Many things have been said and written about the conversation that some under-30s Singaporeans had with Mr Lee Kuan Yew a week ago. This was broadcast a couple of times over local TV. I caught one of these broadcast. I must say that the verbal sparring was interesting. While I sometimes thought the youths were naive in some of the questions they asked, and views they spouted, I am nonetheless impressed with their candidness.
There is nothing wrong in these youths expressing themselves in public in the manner in which they did so, especially when they had the courage of their convictions behind it. That is what educators in Singapore have always encouraged or at least, dreamed, our students would do - to be critical, to question, to reason and not accept the conventional view as necessarily a given all the time. What is happening now is that students tend to committing the whole gobe to memory in order that they can be regurgitated at the right time and place so that they can move on to a 'higher' level where they can then repeat the same gobe formula, ad nauseum, until they 'graduate'. Rote learning is not the way to go.
So I cannot understand people criticizing some of the forum participants for being disrespectful to Mr Lee in the way and words they used. Yes, Mr Lee had to 'put down' some opinions he thought were perhaps frivolous or not readily backed by facts, but that is Mr Lee for you. He is not one who sits around allowing what he thinks are untruths to go unchallenged. But I don't think he feels offended personally and I think both parties would have learnt something new, including Mr Lee, from this forum.

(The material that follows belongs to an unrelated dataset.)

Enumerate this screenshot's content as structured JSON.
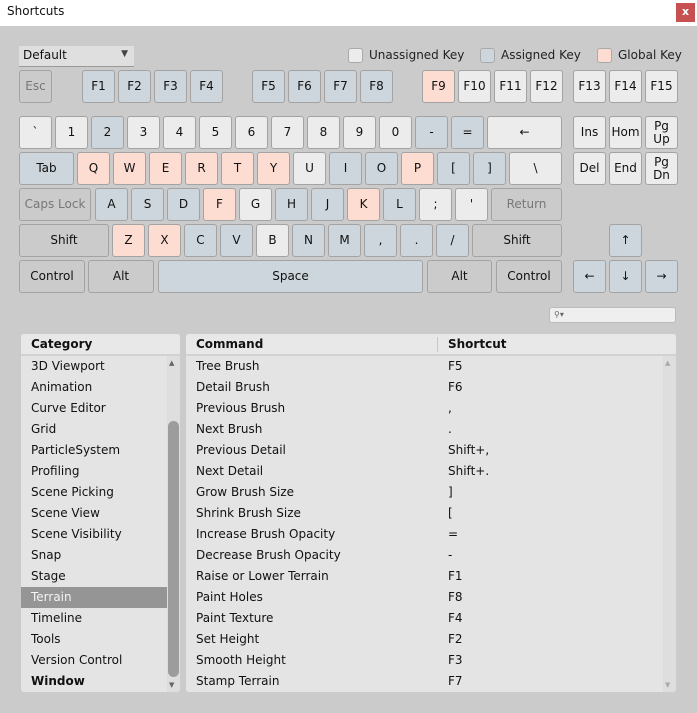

If we keep going on with the attitude that "you don't speak like that to a man who built Singapore with blood...", we will probably never progress. We will always be living in the past, and all effort to get youths engaged, to think about how to face new challenges as the world changes, will come to nought. So I applaud the courage of all the young forum participants in voicing their frank views. In doing so, they have also probably helped to express the views of many in Singapore society today. Like it or not, we are all products of our times. While history remains an important signpost (some would say guardpost), we are influenced far more by what is happening today than something that happened to our grandfathers fifty years ago. As products of the times, the current generation will voice concerns that are immediately meaningful to them. There is no right our wrong here. Each generation must accept this and try to bridge the divide, if it exists at all.
So, give yourself a pat on the back, chaps. All of you have done well.